Development of a cutting-edge ensemble pipeline for rapid and accurate diagnosis of plant leaf diseases

Selecting techniques is a crucial aspect of disease detection analysis, particularly in the convergence of computer vision and agricultural technology. Maintaining crop disease detection in a timely and accurate manner is essential to maintaining global food security. Deep learning is a viable answer to meet this need. To proceed with this study, we have developed and evaluated a disease detection model using a novel ensemble technique. We propose to introduce DenseNetMini, a smaller version of DenseNet. We propose combining DenseNetMini with a learning resizer in ensemble approach to enhance training accuracy and expedite learning. Another unique proposition involves utilizing Gradient Product (GP) as an optimization technique, effectively reducing the training time and improving the model performance. Examining images at different magnifications reveals noteworthy diagnostic agreement and accuracy improvements. Test accuracy rates of 99.65 %, 98.96 %, and 98.11 % are seen in the Plantvillage, Tomato leaf, and Appleleaf9 datasets, respectively.
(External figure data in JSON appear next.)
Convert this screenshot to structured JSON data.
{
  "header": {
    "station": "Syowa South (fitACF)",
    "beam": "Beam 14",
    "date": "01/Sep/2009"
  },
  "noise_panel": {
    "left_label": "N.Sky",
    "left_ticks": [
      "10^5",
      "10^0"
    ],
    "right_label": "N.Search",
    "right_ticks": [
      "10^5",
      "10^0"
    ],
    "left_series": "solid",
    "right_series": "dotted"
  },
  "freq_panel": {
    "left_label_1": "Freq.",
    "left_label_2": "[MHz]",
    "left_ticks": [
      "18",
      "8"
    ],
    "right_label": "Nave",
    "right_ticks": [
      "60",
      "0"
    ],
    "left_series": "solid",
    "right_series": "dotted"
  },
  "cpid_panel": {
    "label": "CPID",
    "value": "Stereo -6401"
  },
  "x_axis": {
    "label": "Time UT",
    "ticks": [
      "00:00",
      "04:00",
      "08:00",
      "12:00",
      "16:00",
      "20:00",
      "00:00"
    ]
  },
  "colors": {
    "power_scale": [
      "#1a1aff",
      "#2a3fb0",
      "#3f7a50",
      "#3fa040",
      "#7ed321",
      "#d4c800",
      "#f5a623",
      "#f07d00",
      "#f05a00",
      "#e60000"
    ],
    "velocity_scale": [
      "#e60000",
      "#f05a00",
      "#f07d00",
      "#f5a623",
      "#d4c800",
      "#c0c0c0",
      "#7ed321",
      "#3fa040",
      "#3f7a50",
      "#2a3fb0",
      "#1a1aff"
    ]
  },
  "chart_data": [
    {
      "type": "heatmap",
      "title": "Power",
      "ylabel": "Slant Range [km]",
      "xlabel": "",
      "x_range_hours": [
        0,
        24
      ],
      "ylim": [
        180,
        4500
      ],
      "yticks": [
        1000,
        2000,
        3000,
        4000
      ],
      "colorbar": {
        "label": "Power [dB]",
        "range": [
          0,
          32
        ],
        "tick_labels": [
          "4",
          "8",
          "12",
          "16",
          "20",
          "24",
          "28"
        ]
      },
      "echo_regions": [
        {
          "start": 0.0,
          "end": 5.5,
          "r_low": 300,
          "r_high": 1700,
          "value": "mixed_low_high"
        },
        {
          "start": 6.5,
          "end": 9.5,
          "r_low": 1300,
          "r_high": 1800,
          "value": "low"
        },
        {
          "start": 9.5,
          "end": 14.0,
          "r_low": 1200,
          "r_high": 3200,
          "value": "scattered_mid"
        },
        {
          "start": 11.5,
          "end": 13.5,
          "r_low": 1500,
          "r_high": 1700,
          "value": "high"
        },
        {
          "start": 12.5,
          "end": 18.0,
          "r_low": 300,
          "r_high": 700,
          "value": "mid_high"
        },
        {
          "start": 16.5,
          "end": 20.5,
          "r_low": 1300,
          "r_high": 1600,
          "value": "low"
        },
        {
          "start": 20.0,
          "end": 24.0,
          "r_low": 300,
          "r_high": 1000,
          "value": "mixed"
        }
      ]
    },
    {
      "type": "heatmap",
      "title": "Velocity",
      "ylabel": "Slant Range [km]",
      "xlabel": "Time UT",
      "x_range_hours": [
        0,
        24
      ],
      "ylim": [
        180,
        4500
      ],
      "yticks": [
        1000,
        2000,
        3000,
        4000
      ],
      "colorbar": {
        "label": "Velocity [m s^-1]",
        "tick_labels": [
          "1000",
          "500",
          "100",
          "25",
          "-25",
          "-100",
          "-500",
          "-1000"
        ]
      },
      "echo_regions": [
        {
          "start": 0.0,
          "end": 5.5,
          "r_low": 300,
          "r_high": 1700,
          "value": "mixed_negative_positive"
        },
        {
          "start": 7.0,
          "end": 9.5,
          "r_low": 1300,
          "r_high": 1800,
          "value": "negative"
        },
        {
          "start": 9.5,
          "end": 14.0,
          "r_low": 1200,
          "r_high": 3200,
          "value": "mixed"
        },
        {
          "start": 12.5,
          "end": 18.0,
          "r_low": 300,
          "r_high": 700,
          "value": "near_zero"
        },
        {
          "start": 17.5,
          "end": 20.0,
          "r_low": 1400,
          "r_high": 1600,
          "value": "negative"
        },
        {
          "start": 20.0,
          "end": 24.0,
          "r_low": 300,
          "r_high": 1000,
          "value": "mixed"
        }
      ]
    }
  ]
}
One of the research's main achievements is the significant decrease in processing time, which suggests that using the GP could improve disease detection in agriculture's accessibility and efficiency. Beyond quantitative successes, the study highlights Explainable Artificial Intelligence (XAI) methods, which are essential to improving the disease detection model's interpretability and transparency. XAI enhances the interpretability of the model by visually identifying critical areas on plant leaves for disease identification, which promotes confidence and understanding of the model's functionality. •Introduction of new Ensemble model: Diagnosis of plant leaf disease.•We introduce DenseNetMini, a smaller version of DenseNet.•And propose gradient products that reduce model training time.•Improve the accuracy of the Ensemble model (DenseNetMini, Learning resizer and GP).•Interpretation of model's decisions using GradCam and Saliency map techniques.